Por isso, esta amputação da jurisdição do Tribunal da Relação do Porto está em total contradição com os objetivos da reforma, impedindo, na prática, aquilo que se proclama e que se pretende promover: a especialização judicial. E, importa sublinhá-lo, esta proposta traduz-se numa real ablação do próprio Tribunal da Relação a se - que não atinge apenas as suas competências -, constituindo uma agressão gratuita ao mais antigo tribunal de recurso do país, bem como a esta região e às suas gentes (mormente àquelas que deixariam de ficar sob a alçada do tribunal), que inequivocamente se reveem e aceitam a auctoritas deste vetusto tribunal, a qual se alicerça em séculos de história e que não se consegue alcançar nem conquistar por decreto.
O Tribunal da Relação do Porto é efetivamente, convém lembrá-lo, o tribunal superior mais antigo do país (data de 27 de julho de 1582). Nenhum outro tribunal nacional pode reclamar idênticos pergaminhos. Trata-se de uma instituição nacional, constituindo juntamente com a câmara municipal e a universidade uma das instituições historicamente emblemáticas e estruturantes da cidade e da região. Nas quais se tem, aqui, um justificado orgulho e apreço, só desconhecido por quem nunca respirou as névoas que sobem do Douro.

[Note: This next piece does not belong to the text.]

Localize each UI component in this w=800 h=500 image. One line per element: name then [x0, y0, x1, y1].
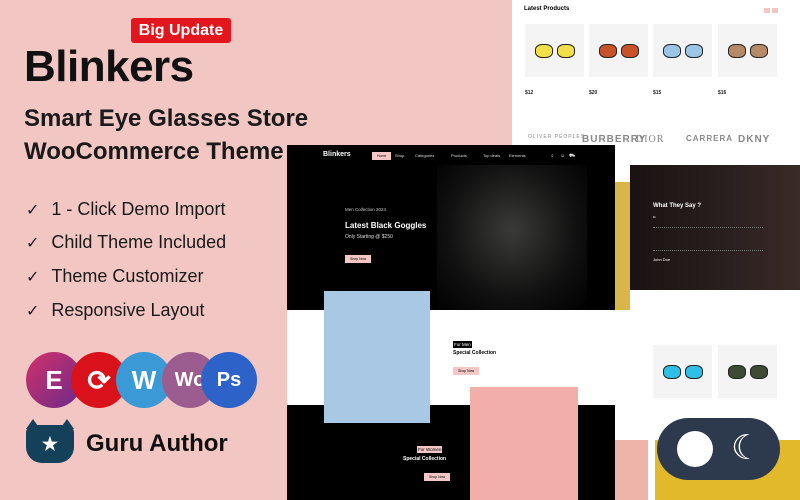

Acresce que não há razões de ordem logística ou outras que justifiquem aquele esvaziamento deste tribunal. O edifício do Palácio da Justiça dispõe de todas as condições para continuar a albergar, como até aqui, um Tribunal da Relação do Porto à altura da sua história. Aliás, a imponência e a elegância deste granítico edifício - que ficaria claramente subaproveitado com a projetada solução - contribui também para o prestígio e a dignificação da Justiça; de facto, para o fenómeno de descredibilização da Justiça que se vive terá também, estamos certos, concorrido o facto de os tribunais terem sido instalados em edifícios que não foram construídos de raiz para esse efeito e sem as condições adequadas ao exercício de tão importante função como é a de julgar.
Donde, esta proposta de ablação do Tribunal da Relação do Porto, para a qual não se divisa critério nem fundamento, a ser levada à prática, seria um profundo erro histórico, e, reitera-se, constituiria um ato gratuito de agressão àquela instituição, à cidade do Porto, bem como às regiões que ficariam de fora da jurisdição deste tribunal, traduzindo-se em um ato nu de poder.
Que não é seguramente o que se pretende e, nisso queremos acreditar, não virá a acontecer. Temos plena confiança na boa fé, no mérito e nos objetivos que inspiram esta reforma, na necessidade de coerência em que tem de assentar e nos valores que deve respeitar. Retificar um erro, corrigir trajetórias, ser firme na decisão de melhorar, não é sinal de fraqueza. É sinal de coragem e de inteligência.
É, por isso, senhora ministra da Justiça, que lhe solicitamos que reveja esta desastrada e infundada proposta relativa ao Tribunal da Relação do Porto.